Socrates, the great Greek philosopher, was once stopped by an acquaintance as he passed
through the markets. “I’ve something important to tell you,” he said. “It’s about your friend.”
“That’s very kind of you,” Socrates said. “But, don’t tell me just yet. I run all information
through the Three Filters Test to ascertain if I want to know it.” The man looked somewhat
puzzled as Socrates continued, “First is the filter of truth. Whatever you want to tell me, have
you seen or witnessed it first-hand?” “Umm…I actually heard it from someone,” the man said,
“and, it is from a trusted source.” “Alright. But that does not pass my first test,” Socrates added,
“since you don’t know whether it’s true.”
“Second is the filter of goodness. Is that a good statement you want to make about my
friend?” “Not really. That’s the reason I wanted—” Socrates interjected, “So, you want to tell me
something bad about someone but don’t know if it’s true.”

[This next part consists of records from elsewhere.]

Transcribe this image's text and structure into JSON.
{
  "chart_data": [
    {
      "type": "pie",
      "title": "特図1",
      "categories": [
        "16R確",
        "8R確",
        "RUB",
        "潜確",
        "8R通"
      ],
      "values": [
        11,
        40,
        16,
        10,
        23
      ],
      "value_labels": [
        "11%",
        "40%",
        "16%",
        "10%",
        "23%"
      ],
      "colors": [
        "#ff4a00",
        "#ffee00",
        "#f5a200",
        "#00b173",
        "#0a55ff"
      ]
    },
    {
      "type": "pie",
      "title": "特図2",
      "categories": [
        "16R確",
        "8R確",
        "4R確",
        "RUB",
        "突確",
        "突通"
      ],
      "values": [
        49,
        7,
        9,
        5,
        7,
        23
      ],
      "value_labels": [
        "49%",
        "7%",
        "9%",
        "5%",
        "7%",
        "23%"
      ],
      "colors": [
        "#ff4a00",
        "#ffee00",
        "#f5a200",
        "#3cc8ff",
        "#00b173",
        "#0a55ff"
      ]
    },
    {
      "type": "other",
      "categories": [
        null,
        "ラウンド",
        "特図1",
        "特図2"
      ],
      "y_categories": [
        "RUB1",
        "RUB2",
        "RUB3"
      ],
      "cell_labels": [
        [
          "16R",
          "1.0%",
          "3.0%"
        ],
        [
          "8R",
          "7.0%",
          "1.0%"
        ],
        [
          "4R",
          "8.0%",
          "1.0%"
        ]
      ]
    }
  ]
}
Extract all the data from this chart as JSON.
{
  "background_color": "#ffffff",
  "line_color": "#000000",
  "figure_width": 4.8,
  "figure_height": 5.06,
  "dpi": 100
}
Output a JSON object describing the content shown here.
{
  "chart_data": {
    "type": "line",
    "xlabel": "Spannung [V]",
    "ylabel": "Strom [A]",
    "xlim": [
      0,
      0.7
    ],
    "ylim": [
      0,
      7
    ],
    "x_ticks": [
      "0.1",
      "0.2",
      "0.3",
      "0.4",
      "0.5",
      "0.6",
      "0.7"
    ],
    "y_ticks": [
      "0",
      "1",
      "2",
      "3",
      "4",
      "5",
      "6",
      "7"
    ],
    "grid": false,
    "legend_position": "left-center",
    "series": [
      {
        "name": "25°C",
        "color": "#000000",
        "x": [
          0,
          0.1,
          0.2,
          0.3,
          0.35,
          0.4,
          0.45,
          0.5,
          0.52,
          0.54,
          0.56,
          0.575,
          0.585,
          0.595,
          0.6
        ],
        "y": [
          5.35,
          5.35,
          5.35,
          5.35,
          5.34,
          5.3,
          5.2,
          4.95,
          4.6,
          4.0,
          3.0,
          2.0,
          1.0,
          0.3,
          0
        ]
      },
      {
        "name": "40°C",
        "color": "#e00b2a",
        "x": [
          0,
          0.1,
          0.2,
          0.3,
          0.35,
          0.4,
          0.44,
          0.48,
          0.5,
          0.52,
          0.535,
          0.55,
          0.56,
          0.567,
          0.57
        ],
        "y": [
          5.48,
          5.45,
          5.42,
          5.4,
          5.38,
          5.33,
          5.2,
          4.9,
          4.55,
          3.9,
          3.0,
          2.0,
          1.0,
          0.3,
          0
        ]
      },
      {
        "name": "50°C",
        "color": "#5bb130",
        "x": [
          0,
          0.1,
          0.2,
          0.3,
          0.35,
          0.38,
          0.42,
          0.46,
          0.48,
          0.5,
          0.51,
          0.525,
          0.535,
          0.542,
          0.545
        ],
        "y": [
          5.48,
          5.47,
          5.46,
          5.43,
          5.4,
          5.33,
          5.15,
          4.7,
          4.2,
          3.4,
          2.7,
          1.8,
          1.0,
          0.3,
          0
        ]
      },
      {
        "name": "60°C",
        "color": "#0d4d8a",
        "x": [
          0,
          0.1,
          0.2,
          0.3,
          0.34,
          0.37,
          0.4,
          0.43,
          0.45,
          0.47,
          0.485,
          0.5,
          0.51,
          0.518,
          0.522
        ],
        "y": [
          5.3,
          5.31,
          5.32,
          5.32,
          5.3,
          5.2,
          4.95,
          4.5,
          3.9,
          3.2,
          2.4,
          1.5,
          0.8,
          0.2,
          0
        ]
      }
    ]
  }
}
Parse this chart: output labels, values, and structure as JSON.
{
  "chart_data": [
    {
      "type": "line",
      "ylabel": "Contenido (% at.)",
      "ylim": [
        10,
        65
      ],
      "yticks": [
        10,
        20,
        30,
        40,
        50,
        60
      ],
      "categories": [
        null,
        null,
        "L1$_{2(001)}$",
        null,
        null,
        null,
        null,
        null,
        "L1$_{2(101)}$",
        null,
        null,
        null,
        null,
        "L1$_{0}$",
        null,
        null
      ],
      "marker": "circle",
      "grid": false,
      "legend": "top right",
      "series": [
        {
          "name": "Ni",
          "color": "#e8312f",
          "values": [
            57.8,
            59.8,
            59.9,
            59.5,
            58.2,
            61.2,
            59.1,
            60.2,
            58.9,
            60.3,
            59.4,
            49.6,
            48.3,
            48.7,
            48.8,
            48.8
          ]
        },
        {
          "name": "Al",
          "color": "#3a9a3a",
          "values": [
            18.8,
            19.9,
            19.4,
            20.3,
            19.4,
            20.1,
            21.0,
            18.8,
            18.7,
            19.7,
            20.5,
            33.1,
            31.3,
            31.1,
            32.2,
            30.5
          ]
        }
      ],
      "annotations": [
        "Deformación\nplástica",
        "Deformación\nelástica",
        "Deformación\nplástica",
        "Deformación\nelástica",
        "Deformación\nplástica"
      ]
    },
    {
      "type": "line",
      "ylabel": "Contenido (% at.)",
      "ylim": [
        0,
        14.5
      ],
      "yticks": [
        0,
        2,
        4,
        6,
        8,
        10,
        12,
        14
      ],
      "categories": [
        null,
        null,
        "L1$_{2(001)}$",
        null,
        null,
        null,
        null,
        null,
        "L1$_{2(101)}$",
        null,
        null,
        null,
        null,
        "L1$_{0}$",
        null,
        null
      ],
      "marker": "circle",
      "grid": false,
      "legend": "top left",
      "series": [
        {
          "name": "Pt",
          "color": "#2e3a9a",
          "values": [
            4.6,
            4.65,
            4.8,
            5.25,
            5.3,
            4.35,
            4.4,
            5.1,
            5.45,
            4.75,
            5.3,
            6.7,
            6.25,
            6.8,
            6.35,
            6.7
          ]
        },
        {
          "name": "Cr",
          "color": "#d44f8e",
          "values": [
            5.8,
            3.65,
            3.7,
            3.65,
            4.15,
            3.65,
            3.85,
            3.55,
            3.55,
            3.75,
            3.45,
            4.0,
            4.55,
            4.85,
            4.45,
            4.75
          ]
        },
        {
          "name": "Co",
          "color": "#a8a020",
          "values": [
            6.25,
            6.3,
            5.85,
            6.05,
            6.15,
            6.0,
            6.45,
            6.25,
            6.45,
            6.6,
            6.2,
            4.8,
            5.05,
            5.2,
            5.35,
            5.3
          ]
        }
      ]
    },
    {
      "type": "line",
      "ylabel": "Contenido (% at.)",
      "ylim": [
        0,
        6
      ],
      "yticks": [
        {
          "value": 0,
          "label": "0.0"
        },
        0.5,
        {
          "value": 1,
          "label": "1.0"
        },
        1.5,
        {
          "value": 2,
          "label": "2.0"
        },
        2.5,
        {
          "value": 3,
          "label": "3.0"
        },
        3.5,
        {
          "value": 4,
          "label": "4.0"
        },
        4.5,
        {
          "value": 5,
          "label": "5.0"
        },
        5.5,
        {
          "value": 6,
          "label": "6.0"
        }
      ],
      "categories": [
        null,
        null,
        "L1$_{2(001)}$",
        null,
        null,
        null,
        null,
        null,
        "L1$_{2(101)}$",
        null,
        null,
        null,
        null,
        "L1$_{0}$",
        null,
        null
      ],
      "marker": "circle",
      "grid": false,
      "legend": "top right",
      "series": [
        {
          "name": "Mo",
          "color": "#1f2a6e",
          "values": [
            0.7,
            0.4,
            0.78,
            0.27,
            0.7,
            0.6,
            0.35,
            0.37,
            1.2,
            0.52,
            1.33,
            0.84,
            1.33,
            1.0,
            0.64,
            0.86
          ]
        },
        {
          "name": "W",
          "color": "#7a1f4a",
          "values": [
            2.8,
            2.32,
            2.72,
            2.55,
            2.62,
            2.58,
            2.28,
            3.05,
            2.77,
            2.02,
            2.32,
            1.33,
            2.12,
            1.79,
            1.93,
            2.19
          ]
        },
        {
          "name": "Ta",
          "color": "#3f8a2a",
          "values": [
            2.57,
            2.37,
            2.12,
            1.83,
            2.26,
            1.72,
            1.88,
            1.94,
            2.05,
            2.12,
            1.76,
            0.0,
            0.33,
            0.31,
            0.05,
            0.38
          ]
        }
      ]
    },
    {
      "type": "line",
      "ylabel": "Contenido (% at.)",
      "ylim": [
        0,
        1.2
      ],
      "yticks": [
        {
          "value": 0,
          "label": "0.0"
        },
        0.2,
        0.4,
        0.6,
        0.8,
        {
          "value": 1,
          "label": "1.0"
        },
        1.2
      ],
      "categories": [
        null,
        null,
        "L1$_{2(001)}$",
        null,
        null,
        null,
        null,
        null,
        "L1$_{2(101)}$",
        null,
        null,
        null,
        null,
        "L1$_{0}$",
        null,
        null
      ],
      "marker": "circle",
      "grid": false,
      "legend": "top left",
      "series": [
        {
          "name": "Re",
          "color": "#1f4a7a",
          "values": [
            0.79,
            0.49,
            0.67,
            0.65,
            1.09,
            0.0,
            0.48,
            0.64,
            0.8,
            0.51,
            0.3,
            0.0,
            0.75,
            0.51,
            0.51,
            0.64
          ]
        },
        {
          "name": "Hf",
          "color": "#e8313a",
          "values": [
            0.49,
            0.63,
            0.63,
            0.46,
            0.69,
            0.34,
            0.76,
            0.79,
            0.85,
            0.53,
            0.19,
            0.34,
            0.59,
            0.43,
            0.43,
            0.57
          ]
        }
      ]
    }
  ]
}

“The last is the filter of utility.” He continued, “Your statement about my friend, is that
going to be useful to me?” “Not really as such. I just wanted to share” “Well, if the information
is not necessarily true, it is not good, and, it is of no use,” Socrates concluded, “please, I don’t
want to know about it.”
The tongue is a small member that can cause big trouble (James 3:5-6). In Matthew
12:33-34, Jesus taught us that we will be known by our fruit, and the mouth bears the fruit of the
heart. I think all of us could do a better job of guarding our tongue. As Christians, there needs to
be a lot more thinking before we speak, and the words we speak need to be spoken in love.